16. Juni 1842. Um fünf Uhr früh empfahlen wir uns und kehrten auf demselben Weg, nur nicht zum zweiten Mal über den Berg Tabor, sondern längs desselben, in sechs Stunden nach Nazareth zurück. Ich besuchte heute noch einmal all die Orte, die ich zwei Tage früher halb tot besehen hatte, und brachte auf diese Art einige Stunden recht angenehm zu.

17. Juni 1842. Morgens um halb sechs Uhr sagten wir den würdigen Priestern zu Nazareth für immer Lebewohl und ritten unausgesetzt bis zwei Uhr, also neunthalb Stunden - bis zum Kloster auf dem Berge [Karmel].

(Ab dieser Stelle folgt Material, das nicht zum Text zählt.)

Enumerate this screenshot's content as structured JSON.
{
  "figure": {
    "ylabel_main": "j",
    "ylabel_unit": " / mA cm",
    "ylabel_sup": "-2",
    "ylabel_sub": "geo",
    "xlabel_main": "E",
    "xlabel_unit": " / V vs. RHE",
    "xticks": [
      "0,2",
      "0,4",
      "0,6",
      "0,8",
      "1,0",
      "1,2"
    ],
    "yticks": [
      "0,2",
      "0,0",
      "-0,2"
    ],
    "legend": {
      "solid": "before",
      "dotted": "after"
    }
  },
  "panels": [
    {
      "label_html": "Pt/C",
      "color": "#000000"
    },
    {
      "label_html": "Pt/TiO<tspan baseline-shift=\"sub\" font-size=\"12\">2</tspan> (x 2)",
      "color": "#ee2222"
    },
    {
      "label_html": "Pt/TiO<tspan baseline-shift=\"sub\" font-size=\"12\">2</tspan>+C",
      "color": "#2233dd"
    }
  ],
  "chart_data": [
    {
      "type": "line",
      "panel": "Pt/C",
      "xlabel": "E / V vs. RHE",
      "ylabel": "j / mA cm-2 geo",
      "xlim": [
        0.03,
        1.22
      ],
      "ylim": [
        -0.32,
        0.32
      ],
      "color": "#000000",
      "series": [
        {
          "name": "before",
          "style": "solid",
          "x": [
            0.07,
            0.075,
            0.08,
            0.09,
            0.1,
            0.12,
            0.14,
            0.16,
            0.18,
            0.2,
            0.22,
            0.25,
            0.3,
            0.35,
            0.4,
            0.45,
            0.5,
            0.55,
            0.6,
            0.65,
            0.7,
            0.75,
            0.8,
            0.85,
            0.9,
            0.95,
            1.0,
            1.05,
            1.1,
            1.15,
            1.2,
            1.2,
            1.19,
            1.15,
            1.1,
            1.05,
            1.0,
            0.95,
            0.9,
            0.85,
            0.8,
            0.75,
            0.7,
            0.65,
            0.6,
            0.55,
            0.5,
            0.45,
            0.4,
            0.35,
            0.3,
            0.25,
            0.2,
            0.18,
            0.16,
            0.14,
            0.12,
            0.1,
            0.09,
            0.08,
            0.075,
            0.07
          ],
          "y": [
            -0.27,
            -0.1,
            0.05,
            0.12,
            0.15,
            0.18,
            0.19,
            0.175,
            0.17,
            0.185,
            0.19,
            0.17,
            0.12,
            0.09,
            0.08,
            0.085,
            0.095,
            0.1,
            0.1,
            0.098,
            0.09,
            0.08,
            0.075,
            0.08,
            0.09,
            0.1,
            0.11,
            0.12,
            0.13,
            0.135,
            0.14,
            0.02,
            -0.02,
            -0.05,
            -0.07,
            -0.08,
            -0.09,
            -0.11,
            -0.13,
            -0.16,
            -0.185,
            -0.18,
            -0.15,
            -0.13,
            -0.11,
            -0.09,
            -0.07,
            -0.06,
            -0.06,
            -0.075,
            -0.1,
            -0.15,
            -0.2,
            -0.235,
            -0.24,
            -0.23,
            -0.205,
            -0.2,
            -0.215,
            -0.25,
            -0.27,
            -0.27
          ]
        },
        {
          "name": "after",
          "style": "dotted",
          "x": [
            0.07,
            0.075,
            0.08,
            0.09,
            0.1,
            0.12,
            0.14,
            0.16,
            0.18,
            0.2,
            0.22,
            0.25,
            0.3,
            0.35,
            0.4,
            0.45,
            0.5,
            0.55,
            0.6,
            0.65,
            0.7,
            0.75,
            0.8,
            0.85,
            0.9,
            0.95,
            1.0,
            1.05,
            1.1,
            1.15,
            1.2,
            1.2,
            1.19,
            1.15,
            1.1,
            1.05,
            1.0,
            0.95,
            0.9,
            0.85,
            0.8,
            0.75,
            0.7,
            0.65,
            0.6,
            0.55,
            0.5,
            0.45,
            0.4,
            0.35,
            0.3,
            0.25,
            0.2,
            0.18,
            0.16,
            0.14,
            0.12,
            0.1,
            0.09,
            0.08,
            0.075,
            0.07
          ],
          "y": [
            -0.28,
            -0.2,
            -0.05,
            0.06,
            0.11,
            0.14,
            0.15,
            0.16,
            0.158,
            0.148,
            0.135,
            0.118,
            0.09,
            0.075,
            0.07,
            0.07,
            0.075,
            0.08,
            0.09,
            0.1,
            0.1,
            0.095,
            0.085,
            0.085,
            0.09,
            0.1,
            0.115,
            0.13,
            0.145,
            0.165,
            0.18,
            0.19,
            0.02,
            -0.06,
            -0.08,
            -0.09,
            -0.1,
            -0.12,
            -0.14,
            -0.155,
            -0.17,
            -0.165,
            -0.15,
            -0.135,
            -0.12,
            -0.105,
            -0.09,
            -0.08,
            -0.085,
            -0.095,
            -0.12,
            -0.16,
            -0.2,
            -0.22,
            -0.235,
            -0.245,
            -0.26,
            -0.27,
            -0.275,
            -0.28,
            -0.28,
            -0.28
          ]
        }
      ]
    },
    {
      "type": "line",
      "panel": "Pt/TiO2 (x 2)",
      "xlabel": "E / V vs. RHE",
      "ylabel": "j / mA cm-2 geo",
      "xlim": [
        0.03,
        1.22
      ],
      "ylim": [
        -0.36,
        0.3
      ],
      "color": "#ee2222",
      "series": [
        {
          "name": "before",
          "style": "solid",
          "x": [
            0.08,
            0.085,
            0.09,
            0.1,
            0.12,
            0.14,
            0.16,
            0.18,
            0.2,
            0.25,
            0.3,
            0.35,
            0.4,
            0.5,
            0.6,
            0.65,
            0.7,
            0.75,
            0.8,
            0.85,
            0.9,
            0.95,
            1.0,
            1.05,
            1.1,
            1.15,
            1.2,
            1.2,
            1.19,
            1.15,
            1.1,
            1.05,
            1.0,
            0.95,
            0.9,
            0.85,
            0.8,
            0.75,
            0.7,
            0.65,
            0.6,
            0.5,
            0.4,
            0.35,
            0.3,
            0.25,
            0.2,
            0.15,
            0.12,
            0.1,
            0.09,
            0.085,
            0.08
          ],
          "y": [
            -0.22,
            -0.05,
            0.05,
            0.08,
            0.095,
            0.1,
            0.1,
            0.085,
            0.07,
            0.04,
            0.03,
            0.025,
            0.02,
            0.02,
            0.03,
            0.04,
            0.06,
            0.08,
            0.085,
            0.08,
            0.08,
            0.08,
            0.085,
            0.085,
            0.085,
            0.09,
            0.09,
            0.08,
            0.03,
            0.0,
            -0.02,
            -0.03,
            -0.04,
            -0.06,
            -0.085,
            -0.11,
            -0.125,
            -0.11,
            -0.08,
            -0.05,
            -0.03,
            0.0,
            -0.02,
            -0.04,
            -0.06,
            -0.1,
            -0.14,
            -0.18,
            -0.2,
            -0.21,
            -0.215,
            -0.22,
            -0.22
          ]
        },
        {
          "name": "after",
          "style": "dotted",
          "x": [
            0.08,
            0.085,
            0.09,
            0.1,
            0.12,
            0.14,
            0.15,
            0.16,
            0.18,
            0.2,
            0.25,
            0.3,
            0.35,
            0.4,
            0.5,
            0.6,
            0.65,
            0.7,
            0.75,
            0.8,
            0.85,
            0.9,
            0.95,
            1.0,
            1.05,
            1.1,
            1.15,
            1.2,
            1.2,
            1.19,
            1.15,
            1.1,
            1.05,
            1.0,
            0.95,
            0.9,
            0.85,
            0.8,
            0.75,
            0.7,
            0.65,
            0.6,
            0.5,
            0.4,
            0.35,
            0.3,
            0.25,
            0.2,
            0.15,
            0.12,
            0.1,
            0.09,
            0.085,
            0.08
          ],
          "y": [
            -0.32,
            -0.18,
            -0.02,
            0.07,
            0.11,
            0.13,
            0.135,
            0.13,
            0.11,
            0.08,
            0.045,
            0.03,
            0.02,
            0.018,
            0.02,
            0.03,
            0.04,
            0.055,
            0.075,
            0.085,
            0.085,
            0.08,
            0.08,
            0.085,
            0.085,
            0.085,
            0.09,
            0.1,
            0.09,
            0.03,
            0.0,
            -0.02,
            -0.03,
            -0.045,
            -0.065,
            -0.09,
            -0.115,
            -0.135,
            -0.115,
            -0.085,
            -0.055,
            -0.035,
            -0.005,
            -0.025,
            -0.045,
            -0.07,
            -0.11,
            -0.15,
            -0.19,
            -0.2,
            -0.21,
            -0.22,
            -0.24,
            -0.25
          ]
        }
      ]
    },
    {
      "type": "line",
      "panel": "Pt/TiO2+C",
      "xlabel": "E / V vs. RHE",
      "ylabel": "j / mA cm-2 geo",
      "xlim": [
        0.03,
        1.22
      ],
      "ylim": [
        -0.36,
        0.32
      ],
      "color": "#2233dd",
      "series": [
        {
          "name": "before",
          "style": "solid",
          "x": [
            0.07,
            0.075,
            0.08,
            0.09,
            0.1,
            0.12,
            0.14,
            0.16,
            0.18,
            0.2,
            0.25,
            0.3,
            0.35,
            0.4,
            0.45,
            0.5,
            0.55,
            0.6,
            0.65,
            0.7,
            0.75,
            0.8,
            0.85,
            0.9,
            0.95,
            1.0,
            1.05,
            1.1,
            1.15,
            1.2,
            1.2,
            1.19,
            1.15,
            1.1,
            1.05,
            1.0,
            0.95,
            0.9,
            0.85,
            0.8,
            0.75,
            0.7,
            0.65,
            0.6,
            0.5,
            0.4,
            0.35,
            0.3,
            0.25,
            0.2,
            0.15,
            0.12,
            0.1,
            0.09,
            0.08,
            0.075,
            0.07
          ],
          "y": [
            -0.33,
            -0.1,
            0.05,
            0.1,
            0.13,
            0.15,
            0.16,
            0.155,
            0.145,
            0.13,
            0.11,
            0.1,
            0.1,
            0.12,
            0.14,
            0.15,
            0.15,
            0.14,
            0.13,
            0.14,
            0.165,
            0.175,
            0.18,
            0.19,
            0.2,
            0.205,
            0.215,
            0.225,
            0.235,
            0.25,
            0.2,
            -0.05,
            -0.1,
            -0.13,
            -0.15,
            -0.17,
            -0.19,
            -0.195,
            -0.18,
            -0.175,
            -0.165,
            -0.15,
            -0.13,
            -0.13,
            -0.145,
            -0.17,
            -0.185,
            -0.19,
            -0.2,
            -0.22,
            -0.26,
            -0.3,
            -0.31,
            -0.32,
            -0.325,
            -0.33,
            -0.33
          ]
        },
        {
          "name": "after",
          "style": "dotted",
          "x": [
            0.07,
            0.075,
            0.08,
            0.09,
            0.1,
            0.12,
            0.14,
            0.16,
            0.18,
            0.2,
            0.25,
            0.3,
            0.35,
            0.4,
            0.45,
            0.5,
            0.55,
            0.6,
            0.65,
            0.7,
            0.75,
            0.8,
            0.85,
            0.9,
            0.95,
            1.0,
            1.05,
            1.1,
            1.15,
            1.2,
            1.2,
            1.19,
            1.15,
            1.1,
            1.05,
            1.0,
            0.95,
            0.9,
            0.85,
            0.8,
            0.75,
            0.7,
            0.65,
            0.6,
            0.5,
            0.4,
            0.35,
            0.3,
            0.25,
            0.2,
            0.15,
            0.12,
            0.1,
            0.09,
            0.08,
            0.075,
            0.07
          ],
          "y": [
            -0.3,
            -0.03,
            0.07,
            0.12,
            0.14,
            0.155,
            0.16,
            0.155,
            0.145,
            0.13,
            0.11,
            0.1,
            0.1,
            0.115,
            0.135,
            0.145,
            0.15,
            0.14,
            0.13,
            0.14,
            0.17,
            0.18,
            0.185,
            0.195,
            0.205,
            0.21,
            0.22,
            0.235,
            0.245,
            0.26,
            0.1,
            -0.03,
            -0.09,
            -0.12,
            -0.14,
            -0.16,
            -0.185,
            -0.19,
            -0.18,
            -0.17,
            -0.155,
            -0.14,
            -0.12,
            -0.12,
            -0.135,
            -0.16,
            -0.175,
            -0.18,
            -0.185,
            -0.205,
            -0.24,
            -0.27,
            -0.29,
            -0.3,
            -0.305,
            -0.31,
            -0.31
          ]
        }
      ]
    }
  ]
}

   Lange hatten wir keine so guten Wege gehabt wie an dem heutigen Tag. Nur hin und wieder, vermutlich um uns der Gefahren und Strapazen nicht gänzlich zu entwöhnen, kam eine Strecke echt syrischen Weges zum Vorschein. Dazu kam auch noch die Annehmlichkeit, daß wir keinen Durst zu leiden brauchten, denn einige Male durchschnitten unsere Pferde Bächelchen mit gutem klarem Wasser. Ja, wir durchzogen sogar ein Stückchen Eichenhain, in Syrien eine fast unerhörte Erscheinung. Freilich fand sich kein einziger Baum darunter, der für einen Maler ein würdiges Studium gegeben hätte; alle waren klein und verkrüppelt. So schön belaubte Bäume wie in unseren Gegenden sah ich in diesen Ländern höchst selten. Der einzige Johannisbrotbaum, der hier sehr häufig wächst, ist ein hübscher Baum und sein Blatt sehr schön, es ist nicht größer als ein mittleres Rosenblatt, etwas länglich rund, einen Messerrücken dick und von schöner, glänzend grüner Farbe.
   Der Berg Karmel liegt hart am Meer. Er ist nicht hoch, in einer guten halben Stunde erreicht man seinen Rücken, auf welchem ein schönes und großes Kloster steht. Wohl in ganz Syrien mag dieses das schönste sein, selbst die Klöster zu Jerusalem und Nazareth nicht ausgenommen. Eine Reihe von sechs oder sieben großen, herrlichen Zimmern mit Doppeltüren und großen, regelmäßigen Fenstern bildet die Hauptfront des Gebäudes. Diese Zimmer und noch mehrere in den Seitenflügeln sind zur Aufnahme der Reisenden bestimmt. Sie sind nach europäischer Art eingerichtet, mit sauberen Möbeln, wobei weder Kanapees noch gute Kommoden-Kästen fehlen.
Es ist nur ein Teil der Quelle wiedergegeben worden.